新しいクラスターを作成するには、以下の手順を実行します。

  1. Server Manager を起動します。

  2. [ツール] メニューの [フェールオーバー クラスター マネージャー]を選択します。

  3. [フェールオーバー クラスター マネージャー] ペインで、[管理][クラスターの作成] を選択します。 クラスターの作成ウィザードが表示されます。

  4. [開始する前に] ページで、 [次へ] を選択します。

  5. [サーバーの選択] ページで、[名前の入力] ボックスに、フェールオーバー クラスター ノードとして追加するサーバーの NetBIOS 名または完全修飾ドメイン名を入力し、[追加] を選択します。 追加するサーバーごとに、この手順を繰り返します。 一度に複数のサーバーを追加するには、名前をコンマまたはセミコロンで区切って入力します。 たとえば、server1.contoso.com; server2.contoso.com という形式で入力します。 完了したら、[次へ] をクリックします。 検証済みのノードはクラスターの作成ウィザードに自動的に追加されるため、ノード名をもう一度入力する必要はありません。

  6. 検証を省略した場合、[検証の警告] ページが表示されます。 クラスター検証を実行することを強くお勧めします。 検証テストを実行するには、「クラスター検証テストを実行する」の説明に従って構成の検証ウィザードを完了します。

  7. [クラスター管理用のアクセス ポイント] ページで、クラスターの管理に使用する [クラスター名] を入力します。

    1. DHCP を使用するように構成されたネットワーク アダプターがサーバーに存在しない場合は、フェールオーバー クラスター用として 1 つ以上の静的 IP アドレスを構成する必要があります。 クラスター管理用に使用する各ネットワークの隣にあるチェック ボックスをオンにします。 選択したネットワークの隣にある [アドレス] フィールドに、クラスターに割り当てる IP アドレスを入力します。 この IP アドレス (1 つまたは複数) は、ドメイン ネーム システム (DNS) でクラスター名に関連付けられます。
    2. 完了したら、 次へを選択します。
  8. [確認] ページで、設定を確認します。 既定では、[使用可能な記憶域をすべてクラスターに追加する] チェック ボックスがオンになっています。 ストレージを後で構成する場合は、このチェック ボックスをオフにします。

  9. [次へ] を選択して、フェールオーバー クラスターを作成します。

  10. [概要] ページで、フェールオーバー クラスターが正常に作成されたことを確認します。 警告またはエラーが発生した場合は、概要ページの出力を確認するか、[レポートの表示] を選択して詳細なレポートを参照します。 [完了] を選択します。

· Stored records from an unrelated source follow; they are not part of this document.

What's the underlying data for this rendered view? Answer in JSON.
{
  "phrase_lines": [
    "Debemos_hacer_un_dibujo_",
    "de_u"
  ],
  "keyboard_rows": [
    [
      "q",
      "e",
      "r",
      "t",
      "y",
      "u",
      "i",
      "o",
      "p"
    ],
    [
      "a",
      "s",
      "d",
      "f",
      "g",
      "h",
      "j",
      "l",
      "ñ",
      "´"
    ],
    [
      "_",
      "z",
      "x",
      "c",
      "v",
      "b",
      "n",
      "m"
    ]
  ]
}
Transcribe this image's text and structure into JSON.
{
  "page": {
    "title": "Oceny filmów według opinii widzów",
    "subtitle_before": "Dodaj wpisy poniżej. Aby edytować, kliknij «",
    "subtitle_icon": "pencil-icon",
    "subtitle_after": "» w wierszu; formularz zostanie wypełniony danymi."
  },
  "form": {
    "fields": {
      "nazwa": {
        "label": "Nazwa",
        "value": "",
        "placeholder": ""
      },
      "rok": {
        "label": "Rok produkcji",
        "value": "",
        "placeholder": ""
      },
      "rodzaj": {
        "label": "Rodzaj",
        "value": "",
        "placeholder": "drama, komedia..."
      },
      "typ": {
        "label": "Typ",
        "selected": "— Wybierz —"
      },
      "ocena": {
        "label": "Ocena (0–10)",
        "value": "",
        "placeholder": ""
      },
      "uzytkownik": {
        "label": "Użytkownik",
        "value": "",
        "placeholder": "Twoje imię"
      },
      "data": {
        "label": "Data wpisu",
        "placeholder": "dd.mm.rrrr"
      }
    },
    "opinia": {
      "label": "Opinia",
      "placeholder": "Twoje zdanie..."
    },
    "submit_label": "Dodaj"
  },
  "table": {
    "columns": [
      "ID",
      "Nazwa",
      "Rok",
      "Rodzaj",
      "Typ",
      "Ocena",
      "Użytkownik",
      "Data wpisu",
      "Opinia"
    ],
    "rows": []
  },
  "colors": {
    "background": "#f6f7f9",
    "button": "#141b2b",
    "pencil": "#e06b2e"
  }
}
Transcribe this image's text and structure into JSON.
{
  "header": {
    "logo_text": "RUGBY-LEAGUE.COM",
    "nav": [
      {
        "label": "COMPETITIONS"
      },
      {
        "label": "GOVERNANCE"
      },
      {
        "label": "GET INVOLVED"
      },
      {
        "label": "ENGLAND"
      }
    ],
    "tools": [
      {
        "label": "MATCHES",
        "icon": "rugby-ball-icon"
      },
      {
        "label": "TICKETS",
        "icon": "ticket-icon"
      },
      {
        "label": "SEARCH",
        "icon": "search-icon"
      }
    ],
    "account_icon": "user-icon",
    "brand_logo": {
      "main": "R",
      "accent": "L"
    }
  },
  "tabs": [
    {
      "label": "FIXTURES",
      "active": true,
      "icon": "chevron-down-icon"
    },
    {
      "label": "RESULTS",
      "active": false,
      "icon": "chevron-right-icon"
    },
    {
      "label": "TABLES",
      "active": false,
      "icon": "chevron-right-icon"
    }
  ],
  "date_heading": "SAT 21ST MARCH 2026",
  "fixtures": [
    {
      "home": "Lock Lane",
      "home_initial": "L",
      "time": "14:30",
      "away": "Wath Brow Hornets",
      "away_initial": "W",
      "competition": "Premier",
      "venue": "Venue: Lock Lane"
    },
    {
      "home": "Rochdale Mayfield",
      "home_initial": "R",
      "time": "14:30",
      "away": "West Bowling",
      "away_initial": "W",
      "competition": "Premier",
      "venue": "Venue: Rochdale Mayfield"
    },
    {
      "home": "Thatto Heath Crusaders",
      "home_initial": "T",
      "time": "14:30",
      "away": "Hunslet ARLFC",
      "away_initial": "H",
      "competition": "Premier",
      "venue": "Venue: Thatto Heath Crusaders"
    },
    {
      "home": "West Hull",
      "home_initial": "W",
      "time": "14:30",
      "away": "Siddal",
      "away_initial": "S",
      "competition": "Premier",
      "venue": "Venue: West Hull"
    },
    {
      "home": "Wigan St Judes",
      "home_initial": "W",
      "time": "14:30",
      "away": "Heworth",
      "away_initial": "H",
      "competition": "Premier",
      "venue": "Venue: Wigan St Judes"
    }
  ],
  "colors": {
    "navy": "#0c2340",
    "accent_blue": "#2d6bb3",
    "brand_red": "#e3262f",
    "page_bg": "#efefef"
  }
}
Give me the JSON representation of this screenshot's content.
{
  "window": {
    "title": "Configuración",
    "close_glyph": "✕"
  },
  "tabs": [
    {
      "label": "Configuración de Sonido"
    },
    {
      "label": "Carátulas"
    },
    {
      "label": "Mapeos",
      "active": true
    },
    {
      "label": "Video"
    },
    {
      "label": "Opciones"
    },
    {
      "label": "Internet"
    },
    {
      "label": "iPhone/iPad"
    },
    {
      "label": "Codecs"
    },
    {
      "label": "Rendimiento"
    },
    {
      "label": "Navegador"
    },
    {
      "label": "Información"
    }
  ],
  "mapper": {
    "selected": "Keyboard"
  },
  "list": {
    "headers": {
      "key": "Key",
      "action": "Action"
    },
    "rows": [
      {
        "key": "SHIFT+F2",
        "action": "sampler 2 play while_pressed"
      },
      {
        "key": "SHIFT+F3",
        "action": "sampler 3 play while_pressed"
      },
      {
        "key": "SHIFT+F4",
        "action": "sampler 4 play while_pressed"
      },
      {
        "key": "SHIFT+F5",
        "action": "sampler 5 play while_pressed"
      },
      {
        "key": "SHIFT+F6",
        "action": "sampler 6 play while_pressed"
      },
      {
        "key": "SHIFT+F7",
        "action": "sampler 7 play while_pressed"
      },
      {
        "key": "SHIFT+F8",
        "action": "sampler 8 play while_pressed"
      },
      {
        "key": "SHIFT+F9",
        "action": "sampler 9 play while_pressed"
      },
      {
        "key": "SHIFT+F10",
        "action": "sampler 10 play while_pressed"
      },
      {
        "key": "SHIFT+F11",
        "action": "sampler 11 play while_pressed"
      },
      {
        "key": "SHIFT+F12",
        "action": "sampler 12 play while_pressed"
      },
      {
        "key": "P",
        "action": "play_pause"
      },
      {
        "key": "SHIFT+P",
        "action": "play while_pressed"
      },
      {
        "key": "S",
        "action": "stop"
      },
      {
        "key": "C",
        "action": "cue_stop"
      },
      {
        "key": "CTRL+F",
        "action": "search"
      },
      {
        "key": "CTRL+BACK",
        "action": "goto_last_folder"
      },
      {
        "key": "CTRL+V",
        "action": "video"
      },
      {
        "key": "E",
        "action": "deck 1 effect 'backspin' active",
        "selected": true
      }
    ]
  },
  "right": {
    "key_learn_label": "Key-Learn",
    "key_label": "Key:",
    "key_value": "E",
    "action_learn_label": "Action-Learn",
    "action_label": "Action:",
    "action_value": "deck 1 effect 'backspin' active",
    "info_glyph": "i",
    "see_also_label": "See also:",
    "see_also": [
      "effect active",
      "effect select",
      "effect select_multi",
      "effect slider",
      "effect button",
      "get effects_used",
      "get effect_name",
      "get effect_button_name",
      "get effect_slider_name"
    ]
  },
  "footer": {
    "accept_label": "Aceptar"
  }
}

  11. クラスターが作成されたことを確認するには、クラスター名がナビゲーション ツリーの [フェールオーバー クラスター マネージャー] の下に表示されていることを確認します。 クラスター名を展開し、[ノード][記憶域]、または [ネットワーク] 以下の項目を選択すると、関連付けられているリソースが表示されます。

クラスターが作成されたら、クラスターのクォーラム構成や、クラスター化された役割の作成などの操作を実行し、必要に応じてクラスター共有ボリューム (CSV) を作成できます。